First pasta and now bread! I jumped on this bread baking bandwagon recently and I'm officially converted. Please pray for the success of my diet in the midst of all of this rising dough. Seriously. The dough...it just keeps rising. And rising. And rising. Picture some sort of Willy Wonka scene where the rooms gets overtaken by bread dough.
The crazy comes from this book. Which I'll be buying on Amazon later this morning. The recipe itself was really easy and I'm looking forward to having a little variety in choices of bread.
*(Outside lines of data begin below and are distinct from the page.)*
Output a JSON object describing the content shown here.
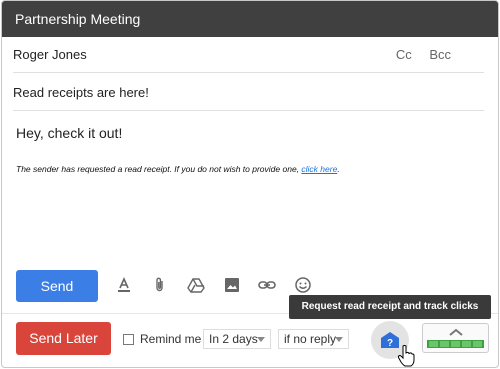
{
  "window": {
    "title": "Partnership Meeting"
  },
  "compose": {
    "to": "Roger Jones",
    "cc_label": "Cc",
    "bcc_label": "Bcc",
    "subject": "Read receipts are here!",
    "body": "Hey, check it out!",
    "notice_text": "The sender has requested a read receipt. If you do not wish to provide one, ",
    "notice_link": "click here",
    "notice_end": "."
  },
  "toolbar": {
    "send_label": "Send",
    "icons": [
      "text-format-icon",
      "attach-icon",
      "drive-icon",
      "image-icon",
      "link-icon",
      "emoji-icon"
    ]
  },
  "schedule": {
    "send_later_label": "Send Later",
    "remind_label": "Remind me",
    "remind_checked": false,
    "days_value": "In 2 days",
    "condition_value": "if no reply"
  },
  "tooltip": {
    "text": "Request read receipt and track clicks"
  },
  "colors": {
    "send": "#3b7fe6",
    "send_later": "#d9453a",
    "titlebar": "#404040",
    "tracker_fill": "#3da13d"
  }
}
Hopefully something with whole wheat that will also be a little more waistline friendly.
Artisan Bread in 5 Minutes
- 1 1/2 T yeast
- 1 1/2 T kosher salt
- 3 cups lukewarm water
- 6 1/2 cups all purpose flour
In a large bowl, mix the yeast and salt with the water. Add in the flour and stir until the flour is no longer dry. Let is sit, loosely covered, for 2-5 hours at room temperature. Cover with an airtight lid and move to the fridge. The dough can be stored in the fridge for up to 2 weeks.
When you're ready to bake the bread, use a LOT of flour on your hands before pulling off the dough. Pull off about a grapefruit sized amount, cutting it with a serrated knife. Roll the dough around until you have a smooth top, pulling it creating a rougher bottom. Place the dough on a pizza slide (or a flat cookie sheet - you just need to be able to slide it onto the pizza stone) dusted with cornmeal. Let it rise for 40 minutes before baking.
I thought I would get about 4-5 loaves of bread out of the recipe, but since it keeps rising I may get 8! I left some dough at my mom's house (about 2 loaves worth) and brought home what I thought would make 2 more loaves. However, by Saturday I could have 10.